They translate performance gains from different benchmarks into a "common currency": Common Compute Gain: "how much additional training compute would have been needed to improve benchmark performance by as much as the post-training enhancement".
- Great visualisation of how different approaches shows more cost-efficient solutions and how they compare.
- Helps to show that current methodologies that shows improved results might have a significant compute cost, which might not be worth the gain in performance depending on budget and performance requirements.
- Look and verify if you can apply and ensemble some cost-efficient solutions together in the LLM production projects and reserach.
- Agents shows to have 80x Inference cost for LATS and HumanEval. Take this into budget considerations for agent based solutions.
- For programming tasks (SQL/python) check out "Parcel", quote: "The model decomposes a complex task into natural language function descriptions, generates modular implementations for each, and searches over combinations of these implementations by testing against constraints." https://arxiv.org/abs/2212.10561
- Few-shot, LATS and CoT are great in terms of no additional compute cost. However what is important to notice is the additional runtime cost goes up 10-100 times = for production environments this might not be the optimal long-term solutions.
- Majority voting is both high in added compute as well as additional runtime cost compared to performance improvements. Need to deep dive why.
- Look at Category 3 for Agent enhancements to verify your Agent projects and the current methodologies:
- Tool enhancements: teaching an AI system to use new tools, like a web browser.
- Prompting enhancements: changing the text-based input to the model to steer its behavior and reasoning, e.g. including an example response to a similar question.
- Scaffolding enhancements: programs that structure the model’s reasoning and the flow of information between different copies of the model (e.g. producing AI agents).
- Solution choice enhancements: techniques for generating and then choosing between multiple candidate solutions to a problem.
- Data enhancements: techniques for generating more, higher-quality data for fine-tuning.
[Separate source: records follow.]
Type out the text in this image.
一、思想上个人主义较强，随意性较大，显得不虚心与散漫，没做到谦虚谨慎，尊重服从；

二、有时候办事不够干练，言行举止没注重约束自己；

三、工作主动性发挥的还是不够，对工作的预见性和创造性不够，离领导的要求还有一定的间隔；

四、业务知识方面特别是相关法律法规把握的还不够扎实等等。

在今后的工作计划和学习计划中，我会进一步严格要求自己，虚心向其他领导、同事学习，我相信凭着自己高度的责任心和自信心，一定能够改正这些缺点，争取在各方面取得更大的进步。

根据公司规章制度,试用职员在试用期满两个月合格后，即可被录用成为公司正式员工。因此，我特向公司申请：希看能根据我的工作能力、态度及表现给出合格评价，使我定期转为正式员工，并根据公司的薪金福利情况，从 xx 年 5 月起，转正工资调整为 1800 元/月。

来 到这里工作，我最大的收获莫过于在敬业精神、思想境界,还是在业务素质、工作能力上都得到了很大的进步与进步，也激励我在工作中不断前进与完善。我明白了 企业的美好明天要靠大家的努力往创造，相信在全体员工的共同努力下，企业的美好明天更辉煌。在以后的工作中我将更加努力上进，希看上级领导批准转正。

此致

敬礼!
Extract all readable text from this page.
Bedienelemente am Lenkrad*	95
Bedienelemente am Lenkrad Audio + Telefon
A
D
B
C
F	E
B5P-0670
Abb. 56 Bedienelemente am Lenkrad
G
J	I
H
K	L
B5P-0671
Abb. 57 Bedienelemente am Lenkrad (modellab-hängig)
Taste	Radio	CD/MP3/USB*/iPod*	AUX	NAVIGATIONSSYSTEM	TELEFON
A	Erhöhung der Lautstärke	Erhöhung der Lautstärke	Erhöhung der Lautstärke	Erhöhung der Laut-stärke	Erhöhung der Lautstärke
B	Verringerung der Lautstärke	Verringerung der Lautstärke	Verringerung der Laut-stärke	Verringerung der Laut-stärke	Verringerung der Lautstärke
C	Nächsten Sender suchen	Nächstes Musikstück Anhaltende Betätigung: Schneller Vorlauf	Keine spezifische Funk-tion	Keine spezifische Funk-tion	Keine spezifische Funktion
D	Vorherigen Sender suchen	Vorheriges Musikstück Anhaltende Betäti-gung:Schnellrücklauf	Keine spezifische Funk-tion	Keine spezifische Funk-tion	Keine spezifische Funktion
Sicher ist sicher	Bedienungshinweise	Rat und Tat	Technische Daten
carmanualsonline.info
- On the 2nd page they mention they have not conducted these experiements themselves but instead relied on the results from other reserach papers -> they don't have high confidence in this metric that they have created. Quote: "we don’t have high confidence in each individual CEG estimate, but we think that in aggregate they are informative about the typical benefit produced by an enhancement." -> Take these with a pinch of salt, as some might not have accurate compute estimates.
- Read: Jan 2024
- Institution: Google Deepmind
- Summary: Using LLMs to figure out what the optimal prompt is > prompt engineering.
People today have to figure out themselves what the optimal prompt is by doing prompt engineering for a specific task, which is time consuming and slightly random.
Intuitive example for prompt optimization, quote: "the initial instruction is “Let’s solve the problem” with a (approximated, and same below) training accuracy of 60.5. We observe that the optimization curve shows an overall upward trend with several leaps throughout the optimization process, for example:
- “Let’s think carefully about the problem and solve it together.” at Step 2 with the training accuracy 63.2;
- “Let’s break it down!” at Step 4 with training accuracy 71.3;
- “Let’s calculate our way to the solution!” at Step 5 with training accuracy 73.9;
- “Let’s do the math!” at Step 6 with training accuracy 78.2.
Prompt Optimization experimentation setup and eval on GSM8K: sample 3.5% random questions of the GSM8K training set, and evaluate on full test set.
- Semantic Optimsation Paper: Smart that they first try on travelling salesman before testing on prompt optimisation, to see it's real optimisation capabilities. Consider adding this to paper.
- Production environments: if it's a repetitive task that will occur >10M times a week, finding the most optimal prompt by itself could potentially be really helpful and reduce time on prompt engineering.
- tested on GSM8K, 8% improvement can be a benchmark to our approach of how well it should improve the score.
- Improvement: the generated prompts feels a bit lackluster (Take a deep breath and work on this problem step-by-step.) compared to their benchmark being the classic Let's think step by step.) Needs to be tested on more unique problems to see the benefit.
- Was there any prompt that was "novel" at any point? Or was it simply their best optimisation generating: "Take a deep breath and work on this problem step-by-step.", which doesn't feel to novel compared to simply giving this directly to the model?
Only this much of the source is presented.